В.А. Маклаков так же мало любит «саблю» и так же мало в нее верит, как Вольтер, как люди 18-го века, столь ему близкие по духу и складу ума. Надо ли говорить, что в пору Второй мировой войны он желал всей душой поражения Гитлеру (вел себя в пору оккупации, как всегда, с совершенным достоинством и с большим мужеством). Однако, разные Кенигсберги его никак не соблазняют. Он такой же государственник, каким был П.Н. Милюков, но с той разницей, что Милюков, уж не знаю умом или сердцем, ценил «престиж», «военную мощь», «стратегические границы» и т. п. В 1914-16 гг. - в значительной мере под влиянием этого большого человека - Дарданеллы в прямом и символическом смысле слова прельстили многих людей либерального образа мыслей. Василий Алексеевич стоял за войну до победного конца, но Дарданеллы ему не были нужны. В своей речи 16 мая 1916 года, сказанной в честь Вивиани и Тома, он прямо заявил, что всегда был пацифистом и от этого не отказывается. В воспоминаниях Мориса Палеолога говорится об огромном впечатлении, которое произвела эта речь, сказанная «dans un français excellent avec une articulation mordante et un geste tranchant...»{11}
Иностранные послы и приезжавшие в Петербург государственные деятели вообще чрезвычайно ценили В. А. Маклакова. Они мало знали о русских делах и еще меньше в них понимали. Наиболее осведомленным считался и, вероятно, был Палеолог, человек очень способный и живой. Он был знаком с русской историей и литературой, много писал о русской душе (в своих писаниях не то выдумывал несуществующие русские народные поговорки, не то без особенной точности переводил существующие: жалует царь, да не жалует его собачка). Россию он любил, но по-своему. В дневнике (запись 1 апреля 1916 г.) он весьма откровенно говорил, что нельзя сравнивать французские и русские потери только количественно, - надо принять во внимание и качество: «во Франции все солдаты образованы, громадное большинство их очень умны и очень тонки», тогда как Россия «самая отсталая страна на свете». Правда, тут же всячески оговаривался, но все же эту мысль высказывал. В русских политических делах Палеолог разбирался не очень хорошо. Он думал, что газета « Речь» в своем отношении к союзникам расходится с Милюковым, считал генерала Алексеева «диким реакционером» и «страстным сторонником самодержавия»{12}. Кажется, он был не слишком доволен, что в Петербург в 1916 г. приехали столь левые люди, как Вивиани и Альбер Тома, и их надо будет представить царю. Сам Тома, умница, благодушный человек и замечательный работник, по дороге в Царское Село комически говорил о себе: «Oh, mon vieux Thomas, tu vas donc te trouver face à face avec Sa Majesté le tsar de toutes les Russies... Quand tu seras dans son palais, ce qui t'étonnera le plus, ce sera de t'y voir»{13}. Все обошлось хорошо. Царь был очень любезен с Тома, великая княгиня Мария Павловна устроила в честь его и Вивиани завтрак, на других завтраках Тома мило беседовал со Штюрмером - и даже ухитрился напасть на него справа: советовал ему «милитаризовать» русских рабочих; Штюрмер отвечал, что это невозможно: Государственная Дума не согласится. Палеолог решительно высказался против встречи Тома с Бурцевым и сам встреч с русскими социалистами избегал. Из людей либерального мира он считался, по-видимому, только с Милюковым, Маклаковым и М. Ковалевским. Давал им советы «хранить терпение». Но именно они в этих советах не нуждались.
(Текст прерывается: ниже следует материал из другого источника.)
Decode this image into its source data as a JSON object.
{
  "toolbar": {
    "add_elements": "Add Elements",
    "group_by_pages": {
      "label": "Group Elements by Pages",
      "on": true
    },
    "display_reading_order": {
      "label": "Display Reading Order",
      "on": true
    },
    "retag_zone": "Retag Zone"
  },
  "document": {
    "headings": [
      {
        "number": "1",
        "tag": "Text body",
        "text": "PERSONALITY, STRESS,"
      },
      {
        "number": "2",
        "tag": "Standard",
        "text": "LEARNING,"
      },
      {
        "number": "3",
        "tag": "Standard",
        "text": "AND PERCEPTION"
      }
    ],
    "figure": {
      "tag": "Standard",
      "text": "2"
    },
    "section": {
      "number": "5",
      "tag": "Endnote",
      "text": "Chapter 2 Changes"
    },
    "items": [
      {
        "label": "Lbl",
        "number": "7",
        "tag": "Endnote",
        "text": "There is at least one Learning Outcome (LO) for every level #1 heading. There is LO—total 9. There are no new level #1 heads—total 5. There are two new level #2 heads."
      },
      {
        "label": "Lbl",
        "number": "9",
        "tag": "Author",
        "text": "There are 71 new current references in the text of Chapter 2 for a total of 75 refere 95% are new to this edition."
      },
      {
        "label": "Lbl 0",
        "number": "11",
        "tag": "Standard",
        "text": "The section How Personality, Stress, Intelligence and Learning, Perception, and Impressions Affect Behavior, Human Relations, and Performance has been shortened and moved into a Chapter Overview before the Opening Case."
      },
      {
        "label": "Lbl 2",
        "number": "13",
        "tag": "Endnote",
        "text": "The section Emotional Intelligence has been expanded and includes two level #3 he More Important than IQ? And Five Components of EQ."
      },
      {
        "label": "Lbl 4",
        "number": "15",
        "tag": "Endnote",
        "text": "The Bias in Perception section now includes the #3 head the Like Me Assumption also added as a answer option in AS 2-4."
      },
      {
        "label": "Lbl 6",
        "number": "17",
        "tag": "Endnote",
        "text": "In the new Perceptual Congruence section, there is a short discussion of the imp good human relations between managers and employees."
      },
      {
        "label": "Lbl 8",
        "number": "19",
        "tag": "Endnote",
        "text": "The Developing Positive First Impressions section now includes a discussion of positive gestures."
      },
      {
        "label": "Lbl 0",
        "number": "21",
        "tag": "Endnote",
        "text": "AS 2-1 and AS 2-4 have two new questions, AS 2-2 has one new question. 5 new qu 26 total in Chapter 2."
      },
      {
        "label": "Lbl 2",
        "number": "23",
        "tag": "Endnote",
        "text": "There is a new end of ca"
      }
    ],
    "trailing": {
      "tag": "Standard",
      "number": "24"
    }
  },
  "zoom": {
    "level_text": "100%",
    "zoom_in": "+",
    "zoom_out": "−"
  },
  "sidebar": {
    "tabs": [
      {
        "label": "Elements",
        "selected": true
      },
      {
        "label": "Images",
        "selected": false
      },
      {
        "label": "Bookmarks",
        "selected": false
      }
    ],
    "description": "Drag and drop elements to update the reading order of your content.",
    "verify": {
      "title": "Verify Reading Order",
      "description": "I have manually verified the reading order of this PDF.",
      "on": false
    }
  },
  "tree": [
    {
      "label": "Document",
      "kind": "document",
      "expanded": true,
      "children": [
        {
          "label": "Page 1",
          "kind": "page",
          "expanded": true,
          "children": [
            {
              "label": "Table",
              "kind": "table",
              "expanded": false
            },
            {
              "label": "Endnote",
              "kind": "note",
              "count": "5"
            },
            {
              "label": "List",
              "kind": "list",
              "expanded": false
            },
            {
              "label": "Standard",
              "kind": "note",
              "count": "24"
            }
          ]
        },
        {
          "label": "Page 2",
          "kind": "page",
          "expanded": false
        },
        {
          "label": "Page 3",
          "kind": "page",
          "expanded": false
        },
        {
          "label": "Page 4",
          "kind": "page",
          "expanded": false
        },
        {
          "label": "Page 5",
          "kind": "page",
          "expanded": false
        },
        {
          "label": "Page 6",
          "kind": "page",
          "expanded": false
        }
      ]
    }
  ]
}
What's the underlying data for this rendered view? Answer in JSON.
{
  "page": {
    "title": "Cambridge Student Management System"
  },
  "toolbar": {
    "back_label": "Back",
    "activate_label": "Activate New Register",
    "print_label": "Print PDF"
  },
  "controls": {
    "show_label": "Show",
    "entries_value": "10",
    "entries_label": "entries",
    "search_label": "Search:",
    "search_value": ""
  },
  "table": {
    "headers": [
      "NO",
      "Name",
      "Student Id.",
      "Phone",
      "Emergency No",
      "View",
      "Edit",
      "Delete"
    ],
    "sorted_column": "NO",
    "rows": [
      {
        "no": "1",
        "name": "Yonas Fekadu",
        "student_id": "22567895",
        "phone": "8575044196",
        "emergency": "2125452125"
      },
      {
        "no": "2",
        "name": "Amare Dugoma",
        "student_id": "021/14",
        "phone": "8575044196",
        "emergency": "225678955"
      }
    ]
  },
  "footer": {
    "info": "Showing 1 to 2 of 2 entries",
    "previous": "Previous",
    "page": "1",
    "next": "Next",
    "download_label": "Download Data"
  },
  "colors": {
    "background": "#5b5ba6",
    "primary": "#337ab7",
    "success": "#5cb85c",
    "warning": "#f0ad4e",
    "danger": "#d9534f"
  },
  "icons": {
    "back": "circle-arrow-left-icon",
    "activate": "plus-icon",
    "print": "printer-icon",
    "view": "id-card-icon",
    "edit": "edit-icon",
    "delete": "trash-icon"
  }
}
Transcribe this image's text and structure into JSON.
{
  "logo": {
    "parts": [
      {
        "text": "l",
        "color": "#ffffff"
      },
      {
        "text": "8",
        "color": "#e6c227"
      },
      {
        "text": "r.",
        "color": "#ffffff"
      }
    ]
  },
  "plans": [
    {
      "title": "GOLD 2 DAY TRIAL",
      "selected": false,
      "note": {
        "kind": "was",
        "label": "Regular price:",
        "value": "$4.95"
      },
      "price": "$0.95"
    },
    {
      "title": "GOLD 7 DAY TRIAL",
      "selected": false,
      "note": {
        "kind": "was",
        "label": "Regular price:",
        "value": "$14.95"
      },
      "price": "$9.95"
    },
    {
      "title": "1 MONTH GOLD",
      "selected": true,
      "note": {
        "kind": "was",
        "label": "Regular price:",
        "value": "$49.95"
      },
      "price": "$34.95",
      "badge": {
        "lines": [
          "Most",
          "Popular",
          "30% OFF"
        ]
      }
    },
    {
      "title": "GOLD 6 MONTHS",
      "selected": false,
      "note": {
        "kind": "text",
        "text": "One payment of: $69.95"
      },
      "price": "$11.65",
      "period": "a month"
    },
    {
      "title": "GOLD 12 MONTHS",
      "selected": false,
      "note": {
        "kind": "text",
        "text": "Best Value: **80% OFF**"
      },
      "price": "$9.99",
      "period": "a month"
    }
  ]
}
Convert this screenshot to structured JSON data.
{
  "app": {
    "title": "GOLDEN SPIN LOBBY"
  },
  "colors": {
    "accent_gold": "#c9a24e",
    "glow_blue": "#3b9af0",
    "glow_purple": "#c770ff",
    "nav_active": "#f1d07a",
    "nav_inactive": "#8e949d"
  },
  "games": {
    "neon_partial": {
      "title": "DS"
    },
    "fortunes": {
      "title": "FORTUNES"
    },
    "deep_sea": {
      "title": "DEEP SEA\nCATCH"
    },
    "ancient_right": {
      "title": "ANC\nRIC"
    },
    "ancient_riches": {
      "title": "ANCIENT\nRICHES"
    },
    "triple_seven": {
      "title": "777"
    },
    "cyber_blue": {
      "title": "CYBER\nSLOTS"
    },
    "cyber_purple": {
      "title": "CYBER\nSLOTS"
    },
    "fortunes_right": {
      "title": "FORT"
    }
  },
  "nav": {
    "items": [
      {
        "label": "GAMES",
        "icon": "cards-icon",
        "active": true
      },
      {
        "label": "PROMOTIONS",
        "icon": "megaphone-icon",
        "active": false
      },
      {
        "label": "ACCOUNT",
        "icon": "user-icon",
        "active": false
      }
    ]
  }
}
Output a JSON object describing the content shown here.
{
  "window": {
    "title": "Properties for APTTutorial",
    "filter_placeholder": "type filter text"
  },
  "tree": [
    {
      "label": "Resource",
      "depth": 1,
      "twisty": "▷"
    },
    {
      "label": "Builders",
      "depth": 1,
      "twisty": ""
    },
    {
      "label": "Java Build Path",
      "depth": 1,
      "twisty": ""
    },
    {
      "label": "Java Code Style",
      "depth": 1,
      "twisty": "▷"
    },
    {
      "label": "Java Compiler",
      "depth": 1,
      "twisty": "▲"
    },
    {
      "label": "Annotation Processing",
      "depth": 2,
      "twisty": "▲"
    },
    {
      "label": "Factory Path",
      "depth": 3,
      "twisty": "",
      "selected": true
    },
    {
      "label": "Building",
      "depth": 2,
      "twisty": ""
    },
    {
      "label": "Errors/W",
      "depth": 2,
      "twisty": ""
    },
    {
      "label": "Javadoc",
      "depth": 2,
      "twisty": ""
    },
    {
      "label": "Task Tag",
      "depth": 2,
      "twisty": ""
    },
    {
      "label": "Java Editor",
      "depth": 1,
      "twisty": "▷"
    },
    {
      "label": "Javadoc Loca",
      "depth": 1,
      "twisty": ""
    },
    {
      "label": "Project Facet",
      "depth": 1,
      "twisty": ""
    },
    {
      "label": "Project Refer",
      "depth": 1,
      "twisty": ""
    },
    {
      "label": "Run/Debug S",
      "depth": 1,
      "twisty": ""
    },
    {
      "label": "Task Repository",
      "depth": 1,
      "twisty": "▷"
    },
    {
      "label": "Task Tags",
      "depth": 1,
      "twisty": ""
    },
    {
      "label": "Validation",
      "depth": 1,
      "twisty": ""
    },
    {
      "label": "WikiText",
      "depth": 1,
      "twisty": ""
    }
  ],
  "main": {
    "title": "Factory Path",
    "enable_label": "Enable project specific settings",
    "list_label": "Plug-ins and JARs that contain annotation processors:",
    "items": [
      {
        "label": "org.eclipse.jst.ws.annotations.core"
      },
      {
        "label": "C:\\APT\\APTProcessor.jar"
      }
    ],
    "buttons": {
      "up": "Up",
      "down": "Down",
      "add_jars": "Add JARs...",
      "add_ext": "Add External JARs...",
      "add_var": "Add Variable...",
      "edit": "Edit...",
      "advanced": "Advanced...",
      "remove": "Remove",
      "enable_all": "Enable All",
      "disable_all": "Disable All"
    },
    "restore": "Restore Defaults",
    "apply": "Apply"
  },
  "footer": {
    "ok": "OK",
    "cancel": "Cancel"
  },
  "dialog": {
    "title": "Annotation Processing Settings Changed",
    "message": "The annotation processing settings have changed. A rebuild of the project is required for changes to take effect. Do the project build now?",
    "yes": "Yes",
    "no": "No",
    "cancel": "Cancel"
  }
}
Если в чем-либо В.А. сходился совершенно С главой партии Народной Свободы, то лишь в крайней нелюбви к революции. Можно сказать, что этим никого не удивишь: еще острее ненавидят революцию правые. Конечно. Однако громадная разница - пропасть - в том, что идеям Февральской революции и Милюков, и Маклаков сочувствовали. Кроме того, как не раз правильно указывалось, речь Милюкова о «глупости и измене» объективно была революционной. Не решаюсь утверждать, что в таком же смысле была революционной и речь Маклакова на заседании Государственной Думы 3 ноября 1916 года, помещенная в настоящем сборнике.